In a world currently torn by strife from the Ukraine to the Middle East, from Africa to Asia, and from rising fears of a pandemic of Ebola, we may be grateful to the game of chess for providing, in about a week’s time, a welcome respite and a veritable vaccine against cynicism.
The 2014 world chess championship match will be sponsored by the Russian Chess Federation, and will be held in the Russian city of Sochi—but, unlike in former times, it will feature no Russian or former Soviet players as combatants. It will be contested by current world chess champion Magnus Carlsen, a young Norwegian, in a rematch against former world chess king Viswanathan Anand, of India.
This type of international pairing is rarer than one outside the chess world may suspect. It was, decade after decade, the rule, not the exception, to find a world chess championship match contested by a Russian against a Russian, a Russian against an Armenian, a Latvian against a Russian, or the like. And this was the case for more than half a century.

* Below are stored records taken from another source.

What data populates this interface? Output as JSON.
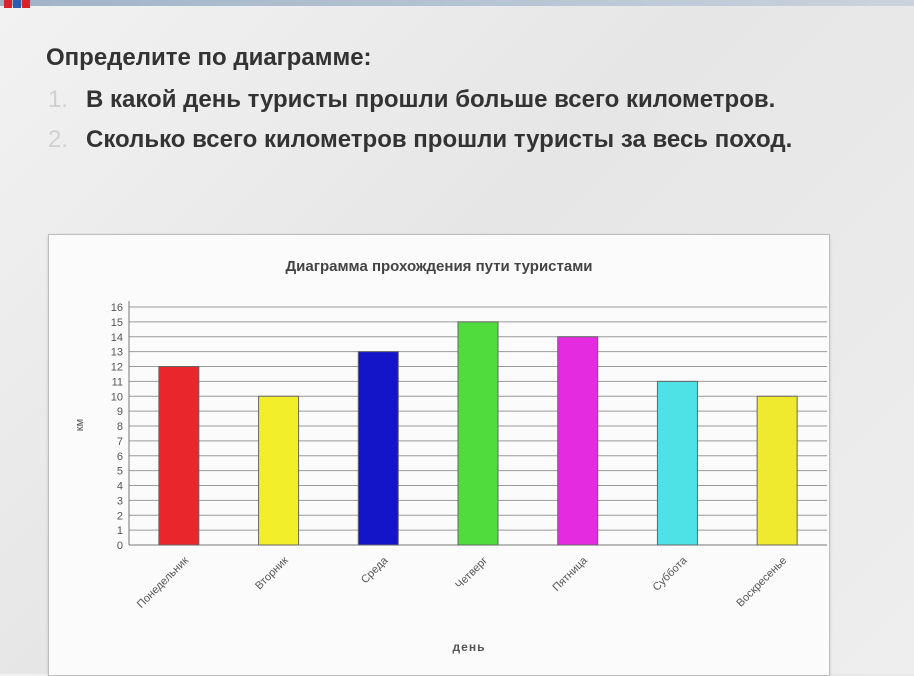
{
  "task": {
    "heading": "Определите по диаграмме:",
    "items": [
      {
        "num": "1.",
        "text": "В какой день туристы прошли больше всего километров."
      },
      {
        "num": "2.",
        "text": "Сколько всего километров прошли туристы за весь поход."
      }
    ]
  },
  "chart_data": {
    "type": "bar",
    "title": "Диаграмма прохождения пути туристами",
    "xlabel": "день",
    "ylabel": "км",
    "ylim": [
      0,
      16
    ],
    "grid": true,
    "categories": [
      "Понедельник",
      "Вторник",
      "Среда",
      "Четверг",
      "Пятница",
      "Суббота",
      "Воскресенье"
    ],
    "values": [
      12,
      10,
      13,
      15,
      14,
      11,
      10
    ],
    "colors": [
      "#e8262b",
      "#f2ee2a",
      "#1414c8",
      "#4fdc3c",
      "#e52be0",
      "#4ee2e6",
      "#f0ea2e"
    ],
    "yticks": [
      0,
      1,
      2,
      3,
      4,
      5,
      6,
      7,
      8,
      9,
      10,
      11,
      12,
      13,
      14,
      15,
      16
    ]
  }
}
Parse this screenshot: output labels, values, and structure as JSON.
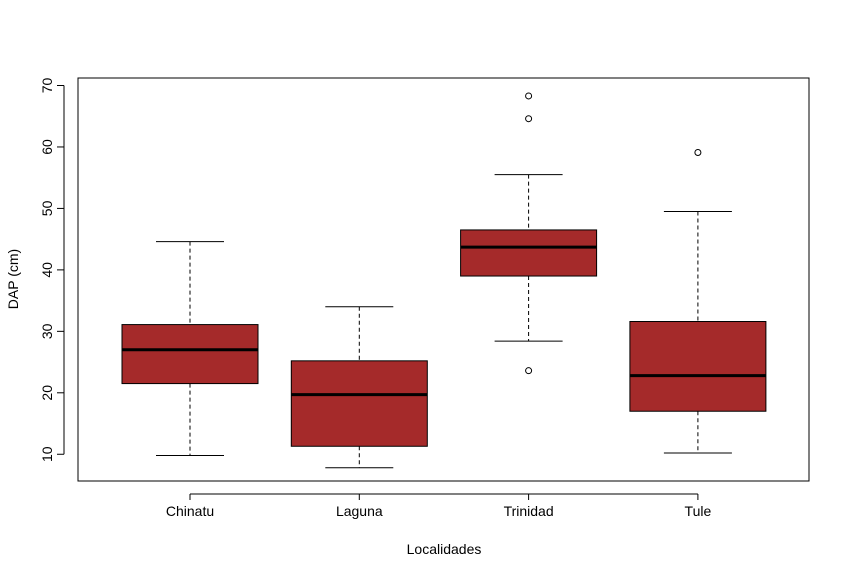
{
  "chart_data": {
    "type": "boxplot",
    "xlabel": "Localidades",
    "ylabel": "DAP (cm)",
    "ylim": [
      5,
      71
    ],
    "yticks": [
      10,
      20,
      30,
      40,
      50,
      60,
      70
    ],
    "box_fill": "#A52A2A",
    "categories": [
      "Chinatu",
      "Laguna",
      "Trinidad",
      "Tule"
    ],
    "boxes": [
      {
        "name": "Chinatu",
        "whisker_low": 9.8,
        "q1": 21.5,
        "median": 27.0,
        "q3": 31.1,
        "whisker_high": 44.6,
        "outliers": []
      },
      {
        "name": "Laguna",
        "whisker_low": 7.8,
        "q1": 11.3,
        "median": 19.7,
        "q3": 25.2,
        "whisker_high": 34.0,
        "outliers": []
      },
      {
        "name": "Trinidad",
        "whisker_low": 28.4,
        "q1": 39.0,
        "median": 43.7,
        "q3": 46.5,
        "whisker_high": 55.5,
        "outliers": [
          68.3,
          64.6,
          23.6
        ]
      },
      {
        "name": "Tule",
        "whisker_low": 10.2,
        "q1": 17.0,
        "median": 22.8,
        "q3": 31.6,
        "whisker_high": 49.5,
        "outliers": [
          59.1
        ]
      }
    ]
  }
}
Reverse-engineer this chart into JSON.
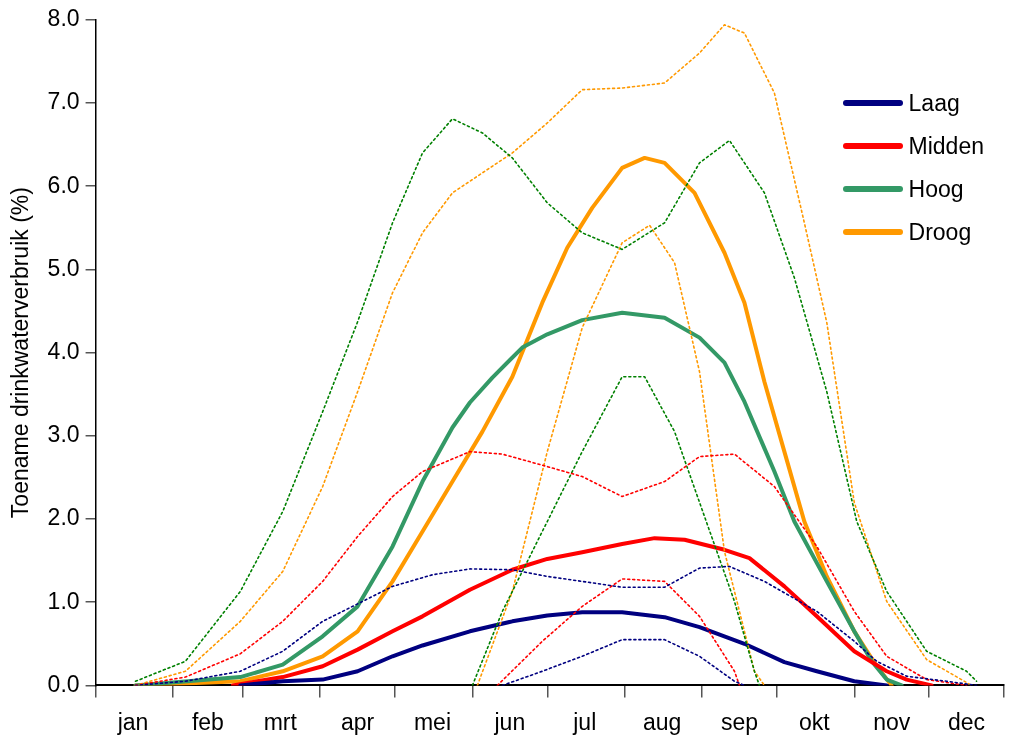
{
  "chart_data": {
    "type": "line",
    "ylabel": "Toename drinkwaterverbruik (%)",
    "xlim": [
      "--01-01",
      "--12-31"
    ],
    "xticks": [
      {
        "value": "--01-01",
        "label": null
      },
      {
        "value": "--01-16",
        "label": "jan"
      },
      {
        "value": "--02-01",
        "label": null
      },
      {
        "value": "--02-15",
        "label": "feb"
      },
      {
        "value": "--03-01",
        "label": null
      },
      {
        "value": "--03-16",
        "label": "mrt"
      },
      {
        "value": "--04-01",
        "label": null
      },
      {
        "value": "--04-16",
        "label": "apr"
      },
      {
        "value": "--05-01",
        "label": null
      },
      {
        "value": "--05-16",
        "label": "mei"
      },
      {
        "value": "--06-01",
        "label": null
      },
      {
        "value": "--06-16",
        "label": "jun"
      },
      {
        "value": "--07-01",
        "label": null
      },
      {
        "value": "--07-16",
        "label": "jul"
      },
      {
        "value": "--08-01",
        "label": null
      },
      {
        "value": "--08-16",
        "label": "aug"
      },
      {
        "value": "--09-01",
        "label": null
      },
      {
        "value": "--09-16",
        "label": "sep"
      },
      {
        "value": "--10-01",
        "label": null
      },
      {
        "value": "--10-16",
        "label": "okt"
      },
      {
        "value": "--11-01",
        "label": null
      },
      {
        "value": "--11-16",
        "label": "nov"
      },
      {
        "value": "--12-01",
        "label": null
      },
      {
        "value": "--12-16",
        "label": "dec"
      },
      {
        "value": "--12-31",
        "label": null
      }
    ],
    "ylim": [
      0,
      8
    ],
    "yticks": [
      {
        "value": 0,
        "label": "0.0"
      },
      {
        "value": 1,
        "label": "1.0"
      },
      {
        "value": 2,
        "label": "2.0"
      },
      {
        "value": 3,
        "label": "3.0"
      },
      {
        "value": 4,
        "label": "4.0"
      },
      {
        "value": 5,
        "label": "5.0"
      },
      {
        "value": 6,
        "label": "6.0"
      },
      {
        "value": 7,
        "label": "7.0"
      },
      {
        "value": 8,
        "label": "8.0"
      }
    ],
    "grid": false,
    "legend": "top right",
    "marker": "none",
    "series": [
      {
        "line_style": "dotted",
        "color": "#000080",
        "x": [
          "--01-17",
          "--02-06",
          "--02-28",
          "--03-17",
          "--04-02",
          "--04-16",
          "--04-30",
          "--05-16",
          "--05-31",
          "--06-17",
          "--07-01",
          "--07-15",
          "--07-31",
          "--08-17",
          "--08-31",
          "--09-12",
          "--09-26",
          "--10-17",
          "--11-01",
          "--11-10",
          "--11-22",
          "--12-08",
          "--12-20"
        ],
        "values": [
          0,
          0.05,
          0.17,
          0.41,
          0.77,
          0.98,
          1.19,
          1.33,
          1.4,
          1.39,
          1.31,
          1.25,
          1.18,
          1.18,
          1.41,
          1.43,
          1.25,
          0.89,
          0.53,
          0.29,
          0.11,
          0.05,
          0
        ]
      },
      {
        "line_style": "dotted",
        "color": "#000080",
        "x": [
          "--06-13",
          "--06-29",
          "--07-15",
          "--07-31",
          "--08-17",
          "--08-31",
          "--09-14",
          "--09-18"
        ],
        "values": [
          0,
          0.17,
          0.35,
          0.55,
          0.55,
          0.35,
          0.05,
          0
        ]
      },
      {
        "line_style": "dotted",
        "color": "#ff0000",
        "x": [
          "--01-17",
          "--02-06",
          "--02-28",
          "--03-17",
          "--04-02",
          "--04-16",
          "--04-30",
          "--05-12",
          "--05-31",
          "--06-13",
          "--07-01",
          "--07-15",
          "--07-31",
          "--08-17",
          "--08-31",
          "--09-14",
          "--09-30",
          "--10-17",
          "--11-01",
          "--11-14",
          "--11-30",
          "--12-16"
        ],
        "values": [
          0,
          0.1,
          0.38,
          0.77,
          1.25,
          1.79,
          2.27,
          2.57,
          2.81,
          2.78,
          2.63,
          2.51,
          2.27,
          2.45,
          2.75,
          2.78,
          2.39,
          1.67,
          0.89,
          0.35,
          0.07,
          0
        ]
      },
      {
        "line_style": "dotted",
        "color": "#ff0000",
        "x": [
          "--06-11",
          "--06-29",
          "--07-15",
          "--07-31",
          "--08-17",
          "--08-31",
          "--09-14",
          "--09-16"
        ],
        "values": [
          0,
          0.53,
          0.95,
          1.28,
          1.25,
          0.83,
          0.17,
          0
        ]
      },
      {
        "line_style": "dotted",
        "color": "#008000",
        "x": [
          "--01-17",
          "--02-06",
          "--02-28",
          "--03-17",
          "--04-02",
          "--04-16",
          "--04-30",
          "--05-12",
          "--05-24",
          "--06-05",
          "--06-17",
          "--07-01",
          "--07-15",
          "--07-31",
          "--08-17",
          "--08-31",
          "--09-12",
          "--09-26",
          "--10-08",
          "--10-21",
          "--11-02",
          "--11-14",
          "--11-30",
          "--12-16",
          "--12-20"
        ],
        "values": [
          0.05,
          0.29,
          1.13,
          2.09,
          3.29,
          4.37,
          5.56,
          6.4,
          6.81,
          6.64,
          6.34,
          5.8,
          5.44,
          5.24,
          5.56,
          6.28,
          6.55,
          5.92,
          4.9,
          3.53,
          1.97,
          1.13,
          0.41,
          0.17,
          0.05
        ]
      },
      {
        "line_style": "dotted",
        "color": "#008000",
        "x": [
          "--06-01",
          "--06-13",
          "--06-29",
          "--07-15",
          "--07-31",
          "--08-09",
          "--08-21",
          "--08-31",
          "--09-14",
          "--09-22",
          "--09-24"
        ],
        "values": [
          0,
          0.89,
          1.85,
          2.81,
          3.71,
          3.71,
          3.05,
          2.2,
          1.01,
          0.17,
          0
        ]
      },
      {
        "line_style": "dotted",
        "color": "#ff9900",
        "x": [
          "--01-17",
          "--02-06",
          "--02-28",
          "--03-17",
          "--04-02",
          "--04-16",
          "--04-30",
          "--05-12",
          "--05-24",
          "--06-05",
          "--06-17",
          "--07-01",
          "--07-15",
          "--07-31",
          "--08-17",
          "--08-31",
          "--09-10",
          "--09-18",
          "--09-30",
          "--10-12",
          "--10-21",
          "--11-01",
          "--11-14",
          "--11-30",
          "--12-18"
        ],
        "values": [
          0,
          0.17,
          0.77,
          1.37,
          2.39,
          3.53,
          4.72,
          5.44,
          5.92,
          6.16,
          6.4,
          6.76,
          7.16,
          7.18,
          7.24,
          7.6,
          7.94,
          7.84,
          7.12,
          5.56,
          4.36,
          2.2,
          1.01,
          0.31,
          0
        ]
      },
      {
        "line_style": "dotted",
        "color": "#ff9900",
        "x": [
          "--06-03",
          "--06-17",
          "--07-01",
          "--07-15",
          "--07-31",
          "--08-11",
          "--08-21",
          "--08-31",
          "--09-10",
          "--09-22",
          "--09-26"
        ],
        "values": [
          0,
          1.13,
          2.81,
          4.3,
          5.32,
          5.53,
          5.08,
          3.77,
          1.61,
          0.17,
          0
        ]
      },
      {
        "name": "Laag",
        "line_style": "solid",
        "color": "#000080",
        "x": [
          "--02-28",
          "--03-17",
          "--04-02",
          "--04-16",
          "--04-30",
          "--05-12",
          "--05-31",
          "--06-17",
          "--07-01",
          "--07-15",
          "--07-31",
          "--08-17",
          "--08-31",
          "--09-18",
          "--10-04",
          "--10-17",
          "--11-01",
          "--11-14"
        ],
        "values": [
          0,
          0.05,
          0.07,
          0.17,
          0.35,
          0.48,
          0.65,
          0.77,
          0.84,
          0.88,
          0.88,
          0.82,
          0.7,
          0.5,
          0.28,
          0.17,
          0.05,
          0
        ]
      },
      {
        "name": "Midden",
        "line_style": "solid",
        "color": "#ff0000",
        "x": [
          "--02-25",
          "--03-17",
          "--04-02",
          "--04-16",
          "--04-30",
          "--05-12",
          "--05-31",
          "--06-17",
          "--07-01",
          "--07-15",
          "--07-31",
          "--08-13",
          "--08-25",
          "--09-10",
          "--09-20",
          "--10-04",
          "--10-17",
          "--11-01",
          "--11-14",
          "--11-22",
          "--12-02"
        ],
        "values": [
          0,
          0.1,
          0.23,
          0.43,
          0.65,
          0.83,
          1.15,
          1.39,
          1.52,
          1.6,
          1.7,
          1.77,
          1.75,
          1.63,
          1.53,
          1.19,
          0.83,
          0.41,
          0.17,
          0.07,
          0
        ]
      },
      {
        "name": "Hoog",
        "line_style": "solid",
        "color": "#339966",
        "x": [
          "--01-17",
          "--02-28",
          "--03-17",
          "--04-02",
          "--04-16",
          "--04-30",
          "--05-12",
          "--05-24",
          "--05-31",
          "--06-09",
          "--06-21",
          "--07-01",
          "--07-15",
          "--07-31",
          "--08-17",
          "--08-31",
          "--09-10",
          "--09-18",
          "--09-30",
          "--10-08",
          "--10-21",
          "--11-01",
          "--11-08",
          "--11-14",
          "--11-20"
        ],
        "values": [
          0,
          0.1,
          0.25,
          0.59,
          0.95,
          1.67,
          2.45,
          3.1,
          3.4,
          3.7,
          4.06,
          4.22,
          4.39,
          4.48,
          4.42,
          4.18,
          3.88,
          3.41,
          2.57,
          1.97,
          1.25,
          0.65,
          0.29,
          0.07,
          0
        ]
      },
      {
        "name": "Droog",
        "line_style": "solid",
        "color": "#ff9900",
        "x": [
          "--01-17",
          "--02-28",
          "--03-17",
          "--04-02",
          "--04-16",
          "--04-30",
          "--05-12",
          "--05-24",
          "--06-05",
          "--06-17",
          "--06-29",
          "--07-09",
          "--07-19",
          "--07-31",
          "--08-09",
          "--08-17",
          "--08-29",
          "--09-10",
          "--09-18",
          "--09-26",
          "--10-04",
          "--10-12",
          "--10-21",
          "--11-01",
          "--11-10",
          "--11-16"
        ],
        "values": [
          0,
          0.05,
          0.17,
          0.35,
          0.65,
          1.25,
          1.85,
          2.45,
          3.05,
          3.71,
          4.6,
          5.26,
          5.74,
          6.22,
          6.34,
          6.28,
          5.92,
          5.2,
          4.6,
          3.65,
          2.81,
          1.97,
          1.31,
          0.65,
          0.23,
          0
        ]
      }
    ]
  }
}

However, in the past two decades, players from as far-flung locations as China and India, and from Italy to Scandinavia, have been stating an indisputable case that chess is indeed more international than it formerly was, and that the Soviets do not anymore “own” the title of official world chess champion. The current list of top-ranked 20 international chess stars also includes Grandmasters from Bulgaria, the United States, the Netherlands, and France, in addition to those regions already mentioned.
It is a pleasure indeed, and a welcome relief from the current spate of negative international news, to find the chess world giving a healthy shot in the arm to global brotherhood, opportunity, and equality.